“I wanted to present a family of Aboriginal people that hasn’t been seen before in the Australian canon,” says Nakkiah Lui.

The “rockstar playwright” does just that in her award-winning play Black is the New White, amplifying a contemporary Aboriginal voice rarely heard in mainstream cinema or on the stage.

Regularly billed as Guess Who’s Coming to Dinner meets Meet the Fockers – and based on elements of Lui’s own life – the whip-smart comedy centres on Charlotte (Miranda Tapsell, Top End Wedding), a high-flying lawyer (“the next feminist Indigenous Waleed Aly”, her dad quips) who brings her white, unemployed “experimental composer” fiancé home to meet the family at Christmas – and invites his conservative parents along.

The show debuted with Sydney Theatre Company in 2017, selling out the Wharf Theatre. It then sold out a second season in 2018 at the larger Roslyn Packer Theatre. It’s since toured Brisbane, Canberra, Perth and Melbourne, and has been declared compulsory reading by Indigenous academic Marcia Langton. It finally hits Adelaide next month, closing the State Theatre Company’s 2019 season.

“It’s been jaw-dropping,” Lui says of the hype. “I still don’t quite comprehend it … The play has taken on a life of its own.”

The story addresses themes of the Aboriginal middle class, shifting values and duty to community. Lui, a Gamilaroi and Torres Strait Islander woman, wrote the play after clocking the high rates of interracial marriage among Aboriginal people compared with the wider population.

“It got me thinking … what is the relationship between race and love, and class and love – the politics of love, so to speak,” she says. “My sister and I both have white partners, so I thought, ‘What is the effect of this on the family?’”

“I also really like love stories and comedy and Christmas,” she adds.

Lui was single when the work was commissioned, and met her now-husband in the early stages of writing. And yes, the art imitates life. Elements of their relationship – such as “the banter between the characters, and the way in which they understand each other and dote on each other” – are present in the script.

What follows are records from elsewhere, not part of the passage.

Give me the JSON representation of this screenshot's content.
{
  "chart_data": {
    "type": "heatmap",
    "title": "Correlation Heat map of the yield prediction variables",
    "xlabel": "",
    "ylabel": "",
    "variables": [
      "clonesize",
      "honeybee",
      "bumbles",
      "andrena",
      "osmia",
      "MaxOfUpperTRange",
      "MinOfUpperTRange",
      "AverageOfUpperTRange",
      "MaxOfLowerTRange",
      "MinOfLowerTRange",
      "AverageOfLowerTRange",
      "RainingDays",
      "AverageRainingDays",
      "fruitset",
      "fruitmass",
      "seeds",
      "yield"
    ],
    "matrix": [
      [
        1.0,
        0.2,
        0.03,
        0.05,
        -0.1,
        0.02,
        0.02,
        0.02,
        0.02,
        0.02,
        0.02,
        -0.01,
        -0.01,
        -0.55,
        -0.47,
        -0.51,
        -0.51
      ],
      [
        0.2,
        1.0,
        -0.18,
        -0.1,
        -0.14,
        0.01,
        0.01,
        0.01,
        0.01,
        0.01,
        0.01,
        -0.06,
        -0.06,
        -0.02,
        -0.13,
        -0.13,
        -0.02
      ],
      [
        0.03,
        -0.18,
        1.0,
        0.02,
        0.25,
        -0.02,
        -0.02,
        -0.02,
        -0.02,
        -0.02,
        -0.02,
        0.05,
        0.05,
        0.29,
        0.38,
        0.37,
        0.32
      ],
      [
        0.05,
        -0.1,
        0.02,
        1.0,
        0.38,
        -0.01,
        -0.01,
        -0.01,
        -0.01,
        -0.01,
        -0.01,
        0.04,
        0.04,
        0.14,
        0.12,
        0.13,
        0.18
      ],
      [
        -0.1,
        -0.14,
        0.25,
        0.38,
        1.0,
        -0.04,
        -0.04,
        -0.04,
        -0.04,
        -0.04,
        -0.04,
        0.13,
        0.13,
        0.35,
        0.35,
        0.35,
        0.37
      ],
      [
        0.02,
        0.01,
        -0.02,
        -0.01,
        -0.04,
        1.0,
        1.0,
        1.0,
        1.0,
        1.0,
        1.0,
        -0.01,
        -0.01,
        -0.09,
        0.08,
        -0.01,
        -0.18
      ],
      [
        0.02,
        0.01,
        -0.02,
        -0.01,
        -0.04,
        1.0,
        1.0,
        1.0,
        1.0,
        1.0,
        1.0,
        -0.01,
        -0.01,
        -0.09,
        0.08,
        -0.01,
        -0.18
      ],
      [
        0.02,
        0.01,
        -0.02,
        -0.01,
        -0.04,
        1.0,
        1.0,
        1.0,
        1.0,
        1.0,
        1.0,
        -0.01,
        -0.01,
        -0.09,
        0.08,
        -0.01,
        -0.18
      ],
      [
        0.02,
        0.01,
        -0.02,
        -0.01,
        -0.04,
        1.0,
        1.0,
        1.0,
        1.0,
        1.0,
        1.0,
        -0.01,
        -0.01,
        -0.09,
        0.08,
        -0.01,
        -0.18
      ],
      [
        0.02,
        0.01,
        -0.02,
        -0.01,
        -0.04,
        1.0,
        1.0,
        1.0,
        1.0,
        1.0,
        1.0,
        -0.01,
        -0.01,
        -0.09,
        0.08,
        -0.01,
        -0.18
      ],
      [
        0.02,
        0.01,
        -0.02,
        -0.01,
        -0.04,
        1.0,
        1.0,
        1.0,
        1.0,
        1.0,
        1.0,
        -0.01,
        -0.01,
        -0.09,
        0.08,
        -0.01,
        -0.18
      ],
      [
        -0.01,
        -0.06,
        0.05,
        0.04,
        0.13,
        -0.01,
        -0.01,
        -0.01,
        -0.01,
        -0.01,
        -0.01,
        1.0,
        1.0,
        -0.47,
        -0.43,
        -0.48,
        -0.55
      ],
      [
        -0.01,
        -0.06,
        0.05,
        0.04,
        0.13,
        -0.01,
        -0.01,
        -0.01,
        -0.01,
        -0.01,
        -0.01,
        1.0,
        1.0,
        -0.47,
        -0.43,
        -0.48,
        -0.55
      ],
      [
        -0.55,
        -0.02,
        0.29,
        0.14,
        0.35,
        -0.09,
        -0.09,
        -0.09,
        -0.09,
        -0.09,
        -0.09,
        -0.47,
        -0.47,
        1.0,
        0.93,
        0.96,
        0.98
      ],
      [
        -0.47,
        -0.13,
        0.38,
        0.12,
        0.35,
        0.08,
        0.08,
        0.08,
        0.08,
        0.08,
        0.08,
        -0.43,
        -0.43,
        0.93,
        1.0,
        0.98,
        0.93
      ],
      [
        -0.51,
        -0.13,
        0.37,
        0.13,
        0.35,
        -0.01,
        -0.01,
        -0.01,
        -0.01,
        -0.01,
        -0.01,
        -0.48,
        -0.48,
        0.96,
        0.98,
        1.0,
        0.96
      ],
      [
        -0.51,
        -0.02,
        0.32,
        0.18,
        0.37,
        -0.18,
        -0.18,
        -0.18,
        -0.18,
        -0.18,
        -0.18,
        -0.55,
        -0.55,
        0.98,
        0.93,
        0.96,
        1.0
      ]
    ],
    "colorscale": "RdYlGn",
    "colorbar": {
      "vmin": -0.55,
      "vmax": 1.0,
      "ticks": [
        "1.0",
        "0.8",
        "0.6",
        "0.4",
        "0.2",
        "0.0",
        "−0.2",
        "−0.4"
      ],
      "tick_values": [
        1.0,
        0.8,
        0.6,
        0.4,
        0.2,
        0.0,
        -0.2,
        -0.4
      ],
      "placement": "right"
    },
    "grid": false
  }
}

“I’m very lucky I found someone who can ask the difficult questions and tries to find a way to laugh through it,” says Lui. “There’s a line in [the play]: ‘My darling, you’re the silver lining of colonisation’. That was something I said,” she adds, laughing.

Other characters are inspired by members of Lui’s family. “In a way the play is an ode to my family,” she says. “It’s a play that came out of a lot of love. And humour.”

As well as writing and directing, Lui has starred in ABC’s Black Comedy and Kiki and Kitty (about a woman and her anthropomorphic vagina, which she also penned). Earlier this year she staged another play with Sydney Theatre Company – the political satire How to Rule the World – and she’s signed a book deal with Allen & Unwin. When we speak, she’s also developing a TV show about an “Aboriginal doomsday prepper”.

“It’s about a bunch of misfits who are waiting for the end of the world to hopefully create a new one,” says Lui. “I’m trying to talk about race and colonisation … in a way that’s fun and goofy and personal … It’s a weird time in the world. There’s a lot of fear. I wanted to look at that.”

So how would Lui go in the apocalypse?

“I don’t know if I’d want to survive it. I’m not very fit.”

Black is the New White is at the Dunstan Playhouse from November 13 to December 1. Tickets are available now.